A step-by-step guide to multi-row pavé setting
By Joel McFadden
Multi-row pavé is considered the ultimate in diamond setting as it involves completely covering a surface with small round stones secured with only small prongs left in the gaps between the stones. Good pavé relies greatly on the eye and skill of the setter because there are no real cheats or shortcuts with this technique. In the basic project I’m demonstrating here, we are creating a three-row band, but the technique can be modified for any number of rows.
1. Begin by smearing beeswax on the ring surface and then placing all of the stones upside down. You want to create a series of rows where every other row is shifted over about half of a stone’s width. You may need to shift them around until you achieve the proper layout. (While there are several techniques for calculating stone placement using math, I have found that eyeballing it seems to work best, especially when dealing with complicated shapes.) Remember to leave a bit of extra spacing between the stones to compensate for the curvature of the ring. As you set the stones in the metal, they will get closer together.
2. When you’re satisfied with the stone layout, remove the stones one at a time and mark the center point of its location. I like to use a micro ball bur for this, but a scribe will also work.
3. Drill a pilot hole for each stone, then use a Krause bur to open up each hole to about 75 percent of the stone’s width. If you notice that your stone spacing is a little off, this will be your last chance to make any adjustments. To do so, drift the bur to adjust the stone placement as you open up the hole.
4. Next, use a setting bur that is 90 percent of the stones’ diameter to create the seats. The trick here is to have the ledge of the seat where the girdle will sit the same depth on all of the seats, so cut and check your depths often.
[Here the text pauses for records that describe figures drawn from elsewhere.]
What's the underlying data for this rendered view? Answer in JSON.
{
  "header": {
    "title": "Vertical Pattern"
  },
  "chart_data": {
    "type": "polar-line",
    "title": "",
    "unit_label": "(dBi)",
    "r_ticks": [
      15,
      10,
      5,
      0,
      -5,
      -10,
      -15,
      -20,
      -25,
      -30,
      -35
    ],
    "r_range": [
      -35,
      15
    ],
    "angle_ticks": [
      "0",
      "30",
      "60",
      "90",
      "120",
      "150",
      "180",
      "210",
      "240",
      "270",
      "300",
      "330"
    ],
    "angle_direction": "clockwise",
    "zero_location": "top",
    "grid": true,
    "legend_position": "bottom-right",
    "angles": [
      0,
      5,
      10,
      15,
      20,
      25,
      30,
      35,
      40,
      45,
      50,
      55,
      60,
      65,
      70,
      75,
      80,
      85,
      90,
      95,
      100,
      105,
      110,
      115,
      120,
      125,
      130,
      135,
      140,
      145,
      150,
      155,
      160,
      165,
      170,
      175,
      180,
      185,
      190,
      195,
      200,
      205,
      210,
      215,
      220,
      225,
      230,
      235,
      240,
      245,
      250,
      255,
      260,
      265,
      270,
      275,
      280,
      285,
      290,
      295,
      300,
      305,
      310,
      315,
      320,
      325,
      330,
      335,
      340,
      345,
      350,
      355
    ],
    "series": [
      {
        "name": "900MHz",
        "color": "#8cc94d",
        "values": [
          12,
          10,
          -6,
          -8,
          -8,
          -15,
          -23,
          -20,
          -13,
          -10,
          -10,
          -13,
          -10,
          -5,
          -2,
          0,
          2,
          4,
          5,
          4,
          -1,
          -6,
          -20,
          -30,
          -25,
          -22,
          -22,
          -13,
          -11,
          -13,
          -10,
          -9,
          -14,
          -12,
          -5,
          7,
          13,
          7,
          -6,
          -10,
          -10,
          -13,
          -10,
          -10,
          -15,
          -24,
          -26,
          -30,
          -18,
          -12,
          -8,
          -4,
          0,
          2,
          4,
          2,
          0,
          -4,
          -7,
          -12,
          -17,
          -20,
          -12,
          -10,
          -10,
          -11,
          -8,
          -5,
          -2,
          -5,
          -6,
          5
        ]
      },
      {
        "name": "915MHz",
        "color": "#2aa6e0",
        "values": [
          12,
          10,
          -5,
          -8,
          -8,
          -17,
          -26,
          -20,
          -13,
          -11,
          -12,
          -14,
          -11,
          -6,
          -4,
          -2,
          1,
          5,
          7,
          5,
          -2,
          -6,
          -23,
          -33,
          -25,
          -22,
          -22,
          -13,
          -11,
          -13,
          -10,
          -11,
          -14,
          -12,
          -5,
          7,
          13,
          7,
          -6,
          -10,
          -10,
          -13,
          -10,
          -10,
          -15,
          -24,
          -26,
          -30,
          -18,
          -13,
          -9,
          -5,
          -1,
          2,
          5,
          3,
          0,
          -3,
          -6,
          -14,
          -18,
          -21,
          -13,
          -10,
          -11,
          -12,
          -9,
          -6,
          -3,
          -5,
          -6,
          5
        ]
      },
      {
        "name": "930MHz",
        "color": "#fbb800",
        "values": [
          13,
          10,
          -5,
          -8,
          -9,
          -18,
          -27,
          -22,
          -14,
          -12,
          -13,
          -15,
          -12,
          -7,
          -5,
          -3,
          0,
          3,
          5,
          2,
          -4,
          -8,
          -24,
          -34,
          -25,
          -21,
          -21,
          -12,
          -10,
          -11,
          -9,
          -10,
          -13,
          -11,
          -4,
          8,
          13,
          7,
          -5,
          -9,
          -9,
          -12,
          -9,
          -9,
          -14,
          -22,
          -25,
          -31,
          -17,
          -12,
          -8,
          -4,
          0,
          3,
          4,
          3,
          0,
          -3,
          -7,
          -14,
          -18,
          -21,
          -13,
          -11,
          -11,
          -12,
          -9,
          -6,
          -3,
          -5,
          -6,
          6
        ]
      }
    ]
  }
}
5. With a round bottom graver, punch out the spaces between the seats in each row. Ideally, the depth should be just below where the girdles of the stones will sit. This will give the stones a floating appearance.
6. Now it’s time to make the cross cuts (shown here in red and blue) that will run diagonally from the centers of the seats. Match the depth of the cuts to the cuts we made earlier. As you do this, you’ll notice that you’re creating triangular prongs.
7. Use an onglette or a knife graver to cut the borderlines that will define the edge of the pavé as well as create the outside prongs.
8. With a graver, split the outside prongs in half taking care to save as much metal as possible. I like to use a 000 knife graver for this step.
9. Use a heart bur the same size as your stones to touch up each seat to make sure the stones will fit snugly and then begin setting the stones. With a 52 round bottom graver, tighten the stones. Start with the outside row by first moving the center prong out to tighten those stones. Here, you will notice that three prongs hold the outside row stones, while two prongs hold the inside row stones.
10. To tighten the inside stones, move the two opposing center prongs in with a graver.
11. Round off the prong tips with a beading tool that is just large enough to cover the triangular post, and your multi-row pavé work is now complete.